The first cellphone with an AMOLED screen fizzled in the marketplace, despite combining several very advanced technologies

2 min read
Photo: Alamy
Things to Come: The Nokia N85 was the first smartphone with an active-matrix organic light emitting diode (AMOLED) display. Such displays would become the preferred type on high-end phones in the years to come.
Photo: Alamy

The Nokia N85 isn’t on anyone’s list of best phones of all time. Heck, it didn’t even make the list of top five best-selling Nokia phones released in 2008. What makes it special is that it was the first cellular handset to incorporate what would come to be the ne plus ultra of smartphone screens: an active-matrix organic light emitting diode (AMOLED) display.

Today Samsung is associated with AMOLED screens, but Nokia beat it to the punch. The N85 came out in October of 2008, while Samsung’s first AMOLED phone, the i7110, arrived in February of 2009.

Most phones in those days incorporated TFT (thin-film transistor) screens, though a few had OLED displays. AMOLEDs provided a much richer color palette and better color contrast than TFTs. Battery capacity has never not been an issue with smartphones, and AMOLEDs drew less power than OLEDs and significantly less power than TFTs. They have a wider viewing angle than TFTs. AMOLEDs are also flexible, a trait of little consequence 10 years ago, but the key enabler of the curved screens that some phone manufacturers are experimenting with today. AMOLED displays did not start out as touch screens; that capability would be created later by putting a touch-sensitive layer on top of the AMOLED screen.

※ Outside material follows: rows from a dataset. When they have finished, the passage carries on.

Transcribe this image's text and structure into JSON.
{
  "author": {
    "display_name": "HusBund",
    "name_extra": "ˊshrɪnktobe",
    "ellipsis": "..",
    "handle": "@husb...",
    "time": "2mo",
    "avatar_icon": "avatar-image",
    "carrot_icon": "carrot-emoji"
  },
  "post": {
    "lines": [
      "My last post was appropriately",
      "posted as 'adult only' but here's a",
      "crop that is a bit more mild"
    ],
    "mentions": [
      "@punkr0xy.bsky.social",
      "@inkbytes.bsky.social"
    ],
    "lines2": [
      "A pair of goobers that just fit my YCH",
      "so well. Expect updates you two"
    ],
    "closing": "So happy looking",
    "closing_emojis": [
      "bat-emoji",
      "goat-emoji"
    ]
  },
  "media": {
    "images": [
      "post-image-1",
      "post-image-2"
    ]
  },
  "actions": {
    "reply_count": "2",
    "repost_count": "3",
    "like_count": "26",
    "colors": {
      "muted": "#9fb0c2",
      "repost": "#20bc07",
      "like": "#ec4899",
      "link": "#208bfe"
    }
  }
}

In 2008, handset makers still had a mix of models with different screen sizes, some occupying roughly half the face of the phone, some occupying most of the face. The N85 was one of the half-screen phones. It had no touch-screen capability, so it had to have room for buttons. The screen measured 2.6 inches on the diagonal and 240 by 320 pixels.

photoThe Future Is Calling: The second smartphone with an AMOLED screen was the Samsung i7110. Samsung later became known for using AMOLED displays on all of its premium smartphones.Photo: Samsung

The N85 also incorporated some advanced features for its time, including Wi-Fi connectivity, and a 5-megapixel rear camera with autofocus and a lens by Carl Zeiss. The phone was introduced at a price of €450—€100 less than Nokia’s flagship at the time, the N96, which was considered by many to be an inferior phone.

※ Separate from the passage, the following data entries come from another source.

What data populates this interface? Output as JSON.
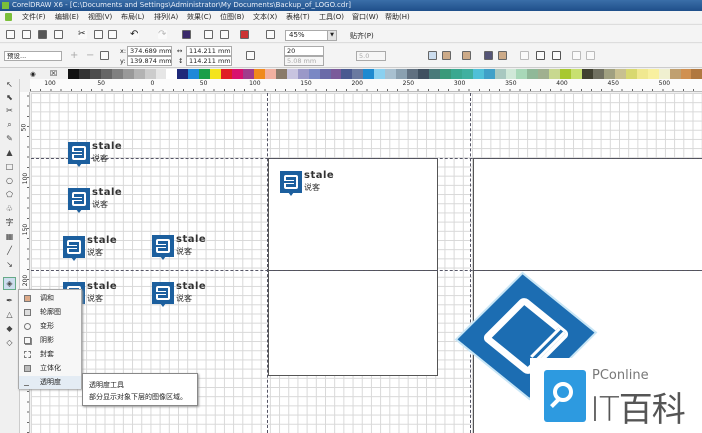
{
  "window": {
    "title": "CorelDRAW X6 - [C:\\Documents and Settings\\Administrator\\My Documents\\Backup_of_LOGO.cdr]"
  },
  "menu": [
    "文件(F)",
    "编辑(E)",
    "视图(V)",
    "布局(L)",
    "排列(A)",
    "效果(C)",
    "位图(B)",
    "文本(X)",
    "表格(T)",
    "工具(O)",
    "窗口(W)",
    "帮助(H)"
  ],
  "toolbar": {
    "zoom": "45%",
    "snap": "贴齐(P)"
  },
  "propbar": {
    "preset": "预设...",
    "x_label": "x:",
    "x": "374.689 mm",
    "y_label": "y:",
    "y": "139.874 mm",
    "width": "114.211 mm",
    "height": "114.211 mm",
    "steps": "20",
    "spacing": "5.08 mm",
    "accel": "5.0"
  },
  "palette": [
    "#111111",
    "#333333",
    "#4d4d4d",
    "#666666",
    "#808080",
    "#999999",
    "#b3b3b3",
    "#cccccc",
    "#e6e6e6",
    "#ffffff",
    "#1f2a7a",
    "#1e88d8",
    "#1a9e4a",
    "#f4e41c",
    "#e01e24",
    "#d8126e",
    "#a03c8c",
    "#f08a1c",
    "#f2b0a0",
    "#8a7a6a",
    "#c8c4e0",
    "#9a98c8",
    "#7a88c4",
    "#6a6aa8",
    "#7a5a9a",
    "#4a5a90",
    "#6a7aa0",
    "#1e8ad0",
    "#8ad0f0",
    "#a8c0d0",
    "#8aa0b0",
    "#607080",
    "#405060",
    "#4a7a7a",
    "#3a9a7a",
    "#3aa890",
    "#40b0a0",
    "#50c0d8",
    "#40a0c8",
    "#a8c8c0",
    "#d0e8d8",
    "#a8d8b8",
    "#90b898",
    "#a0b090",
    "#c8d890",
    "#a8c830",
    "#c8e070",
    "#404030",
    "#707060",
    "#a0a080",
    "#c8c090",
    "#d8d870",
    "#f0e890",
    "#f8f0a0",
    "#f0f0d0",
    "#c0a070",
    "#d09050",
    "#b07840"
  ],
  "hruler": [
    "100",
    "50",
    "0",
    "50",
    "100",
    "150",
    "200",
    "250",
    "300",
    "350",
    "400",
    "450",
    "500"
  ],
  "vruler": [
    "50",
    "100",
    "150",
    "200"
  ],
  "logo": {
    "en": "stale",
    "cn": "说客"
  },
  "flyout": [
    "调和",
    "轮廓图",
    "变形",
    "阴影",
    "封套",
    "立体化",
    "透明度"
  ],
  "tooltip": {
    "title": "透明度工具",
    "desc": "部分显示对象下层的图像区域。"
  },
  "watermark": {
    "brand": "PConline",
    "name": "IT百科"
  },
  "toolbox_text_tool": "字"
}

When the N85 and i7110 came out, contemporary reviewers kvetched about the poor visibility of AMOLEDs in sunlight, but that was a test many other screens failed at the time (and a good many still fail today).

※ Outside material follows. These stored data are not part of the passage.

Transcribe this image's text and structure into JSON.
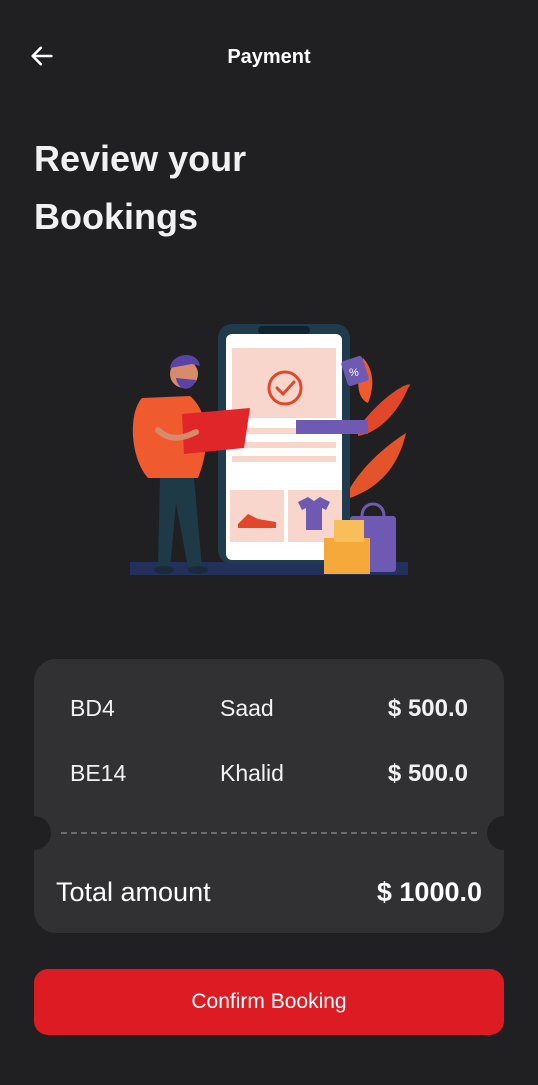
{
  "appbar": {
    "back_icon": "arrow-left-icon",
    "title": "Payment"
  },
  "headline": {
    "line1": "Review your",
    "line2": "Bookings"
  },
  "illustration": {
    "name": "online-shopping-illustration"
  },
  "bookings": {
    "items": [
      {
        "code": "BD4",
        "name": "Saad",
        "amount": "$ 500.0"
      },
      {
        "code": "BE14",
        "name": "Khalid",
        "amount": "$ 500.0"
      }
    ],
    "total_label": "Total amount",
    "total_value": "$ 1000.0"
  },
  "actions": {
    "confirm_label": "Confirm Booking"
  },
  "colors": {
    "background": "#202022",
    "card": "#313134",
    "accent": "#dc1c22"
  }
}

Though associated with Samsung today, OLED technology was actually invented by Kodak in the 1980s. The first product with an AMOLED screen was Kodak’s EasyShare LS633 camera in 2003. Kodak’s fortunes were already flagging by then, however, and it began shutting down businesses and selling off assets, including its AMOLED operations in 2009. The buyer was LG, one of Nokia’s and Samsung’s rivals in the smartphone business. LG had seen the N85 and i7110, and predicted, correctly, that AMOLEDs would become a standard for smartphones.

And Nokia? Nokia sold its phone business to Microsoft in 2014. Two years later, in a complicated deal, an independent operating company called HMD Global leased the right to market phones with the Nokia label. HMD Global just happens to source at least some of its AMOLED displays from LG—including the screen on Nokia’s current flagship smartphone, the Nokia 8 Sirocco.